After the removal of the FBI, the KV-Botnet operators change tactics in an attempt to recover

Chinese KV botnet

The threat actors behind the Botnet KV they made “behavioral modifications” to the malicious network as U.S. law enforcement began issuing commands to neutralize the activity.

KV-botnet is the name given to a network of compromised small office and home office (SOHO) routers and firewall devices around the world, with a specific cluster serving as a covert data transfer system for other Chinese state-sponsored actors, including Volt Typhoon (aka Bronze Silhouette, Insidious Taurus or Vanguard Panda).

Active since at least February 2022, it was first documented by Lumen Technologies’ Black Lotus Labs team in mid-December 2023. The botnet is known to comprise two major subgroups, viz. KV and JDY, the latter used primarily for scanning potential targets for reconnaissance.

Late last month, the US government announced a court-authorized jamming action to eliminate the KV cluster, which is typically reserved for manual operations against high-profile targets chosen after a broader scan via the JDY subgroup .

Cyber ​​security

Now, according to the cybersecurity firm’s new findings, the JDY cluster remained silent for about a fortnight after public disclosure and as a byproduct of the US Federal Bureau of Investigation’s (FBI) initiative.

“In mid-December 2023, we observed this cluster of activity hovering around 1,500 active bots,” said security researcher Ryan English. “When we sampled the size of this cluster in mid-January 2024, its size shrank to approximately 650 bots.”
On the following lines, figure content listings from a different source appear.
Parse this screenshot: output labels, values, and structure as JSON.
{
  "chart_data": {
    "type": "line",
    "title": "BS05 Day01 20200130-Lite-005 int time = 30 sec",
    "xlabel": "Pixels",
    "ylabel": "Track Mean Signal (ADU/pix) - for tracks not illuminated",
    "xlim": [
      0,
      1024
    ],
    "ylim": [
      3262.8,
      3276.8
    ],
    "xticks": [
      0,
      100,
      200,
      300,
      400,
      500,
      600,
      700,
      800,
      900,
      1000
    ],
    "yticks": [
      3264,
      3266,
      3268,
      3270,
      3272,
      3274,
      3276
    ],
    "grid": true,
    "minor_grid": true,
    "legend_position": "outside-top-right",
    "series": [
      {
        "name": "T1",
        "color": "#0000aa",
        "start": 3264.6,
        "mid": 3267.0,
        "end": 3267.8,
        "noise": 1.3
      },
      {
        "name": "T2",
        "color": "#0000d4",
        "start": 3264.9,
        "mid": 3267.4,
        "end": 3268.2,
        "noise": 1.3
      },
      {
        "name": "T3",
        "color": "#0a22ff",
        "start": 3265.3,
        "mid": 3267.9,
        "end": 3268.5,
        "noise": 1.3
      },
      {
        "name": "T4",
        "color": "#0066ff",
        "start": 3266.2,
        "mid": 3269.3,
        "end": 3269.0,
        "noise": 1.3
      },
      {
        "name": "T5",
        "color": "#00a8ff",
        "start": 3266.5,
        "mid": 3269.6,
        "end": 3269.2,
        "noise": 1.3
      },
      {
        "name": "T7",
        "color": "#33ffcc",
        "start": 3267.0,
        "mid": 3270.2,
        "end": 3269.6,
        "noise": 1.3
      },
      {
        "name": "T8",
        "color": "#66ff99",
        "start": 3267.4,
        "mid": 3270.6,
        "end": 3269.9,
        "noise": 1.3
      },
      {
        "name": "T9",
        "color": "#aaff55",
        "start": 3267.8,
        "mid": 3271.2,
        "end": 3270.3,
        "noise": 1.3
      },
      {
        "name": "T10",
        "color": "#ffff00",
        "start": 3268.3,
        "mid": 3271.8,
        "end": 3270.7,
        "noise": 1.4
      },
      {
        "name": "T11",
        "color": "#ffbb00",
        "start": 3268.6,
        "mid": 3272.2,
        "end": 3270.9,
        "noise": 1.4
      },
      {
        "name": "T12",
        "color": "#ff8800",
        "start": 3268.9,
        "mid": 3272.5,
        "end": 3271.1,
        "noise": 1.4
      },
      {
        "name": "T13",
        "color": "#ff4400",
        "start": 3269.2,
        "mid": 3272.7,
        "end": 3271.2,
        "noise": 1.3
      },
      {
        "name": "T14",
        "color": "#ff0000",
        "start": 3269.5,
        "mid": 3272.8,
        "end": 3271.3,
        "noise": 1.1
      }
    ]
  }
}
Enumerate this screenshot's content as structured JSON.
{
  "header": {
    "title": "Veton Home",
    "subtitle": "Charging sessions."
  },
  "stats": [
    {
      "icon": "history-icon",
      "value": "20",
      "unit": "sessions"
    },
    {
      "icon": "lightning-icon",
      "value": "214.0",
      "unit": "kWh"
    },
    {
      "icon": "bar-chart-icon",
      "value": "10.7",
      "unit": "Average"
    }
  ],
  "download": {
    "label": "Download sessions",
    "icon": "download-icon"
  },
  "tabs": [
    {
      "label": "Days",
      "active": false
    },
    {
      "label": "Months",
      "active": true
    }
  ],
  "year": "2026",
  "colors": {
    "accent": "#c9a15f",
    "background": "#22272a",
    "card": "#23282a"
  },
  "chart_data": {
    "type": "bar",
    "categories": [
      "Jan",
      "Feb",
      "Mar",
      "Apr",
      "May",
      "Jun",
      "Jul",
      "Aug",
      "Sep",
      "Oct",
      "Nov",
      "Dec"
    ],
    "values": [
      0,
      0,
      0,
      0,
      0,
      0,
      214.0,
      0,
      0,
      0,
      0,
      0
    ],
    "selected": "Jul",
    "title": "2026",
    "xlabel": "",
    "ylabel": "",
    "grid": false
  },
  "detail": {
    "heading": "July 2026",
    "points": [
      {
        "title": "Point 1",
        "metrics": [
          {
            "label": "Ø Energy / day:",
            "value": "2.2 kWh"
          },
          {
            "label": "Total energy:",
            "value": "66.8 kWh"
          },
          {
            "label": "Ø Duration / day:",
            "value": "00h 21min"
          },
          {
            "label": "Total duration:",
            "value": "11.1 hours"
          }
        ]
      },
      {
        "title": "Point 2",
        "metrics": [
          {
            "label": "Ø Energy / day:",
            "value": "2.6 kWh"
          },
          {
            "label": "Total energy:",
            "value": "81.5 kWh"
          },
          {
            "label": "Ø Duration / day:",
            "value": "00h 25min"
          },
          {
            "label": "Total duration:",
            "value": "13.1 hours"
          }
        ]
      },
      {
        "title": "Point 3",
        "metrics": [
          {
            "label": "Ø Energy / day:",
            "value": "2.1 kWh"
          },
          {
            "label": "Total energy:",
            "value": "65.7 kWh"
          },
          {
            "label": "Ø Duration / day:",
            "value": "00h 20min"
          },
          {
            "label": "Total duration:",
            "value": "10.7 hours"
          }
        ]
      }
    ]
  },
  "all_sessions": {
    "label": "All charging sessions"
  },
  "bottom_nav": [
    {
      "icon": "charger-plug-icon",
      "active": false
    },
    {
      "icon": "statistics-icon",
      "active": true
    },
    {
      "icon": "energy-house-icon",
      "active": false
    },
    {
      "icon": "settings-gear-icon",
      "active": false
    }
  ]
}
Given that the takedown actions began with a signed warrant issued on December 6, 2023, it is fair to assume that the FBI began broadcasting commands to routers located in the United States on or after that date to wipe the botnet payload and prevent that they be restored. -infected.

“We have observed operators of the KV botnet begin to restructure, engaging in eight consecutive hours of activity on December 8, 2023, nearly ten hours of operations the next day, December 9, 2023, followed by one hour on December 11, 2023, ” Lumen said in a technical report shared with The Hacker News.

During this four-day period, the threat actor was spotted interacting with 3,045 unique IP addresses associated with NETGEAR ProSAFE (2,158), Cisco RV 320/325 (310), Axis IP cameras (29), DrayTek Vigor routers ( 17) and other unidentified devices (531).

A massive spike in payload server exploitation attempts was also observed in early December 2023, indicating likely adversary attempts to exploit devices again when they detected their infrastructure was offline. Lumen said it also took steps to eliminate the null path from another set of backup servers that became operational around the same time.

Chinese KV botnet

It is worth noting that operators of the KV botnet are known to perform their own reconnaissance and targeting, even supporting multiple groups such as Volt Typhoon. Interestingly, the timestamps associated with robot exploitation correlate with working hours in China.

“Our telemetry indicates that there were administrative connections into known payload servers from IP addresses associated with China Telecom,” Danny Adamitis, principal cybersecurity engineer at Black Lotus Labs, told The Hacker News.

Chinese KV botnet

Additionally, the US Department of Justice statement describes the botnet as controlled by “state-sponsored hackers from the People’s Republic of China (PRC).”

This raises the possibility that the botnet “was created by an organization that supports the Volt Typhoon hackers; whereas if the botnet was created by the Volt Typhoon, we suspect they would have said ‘nation-state’ actors,” Adamitis added.

There are also signs that threat actors created a third, related but distinct botnet cluster called x.sh as early as January 2023, composed of infected Cisco routers deploying a web shell called “fys.sh,” as highlighted by SecurityScorecard’s latest time. month.

Cyber ​​security

But since the KV botnet is just “a form of infrastructure used by Volt Typhoon to obfuscate its activity,” the recent spate of action is expected to push state-sponsored actors to presumably move to another covert network to satisfy their strategic needs. goals.

“A significant percentage of all networking equipment in use around the world is working fine, but is no longer supported,” English said. “End users are faced with a difficult financial choice when a device reaches that point, and many aren’t even aware that a router or firewall is at the end of its supported life.

“Advanced threat actors are well aware that this represents fertile ground for exploitation. Replacing unsupported devices is always the best choice, but not always feasible.”

“Mitigation involves defenders adding their edge devices to the long list of those that already need to apply patches and updates as frequently as available, rebooting devices and configuring EDR or SASE solutions where applicable, and keeping an eye on large data transfers off the network. Geofencing is not a defense you can rely on when the threat actor can jump from somewhere nearby.”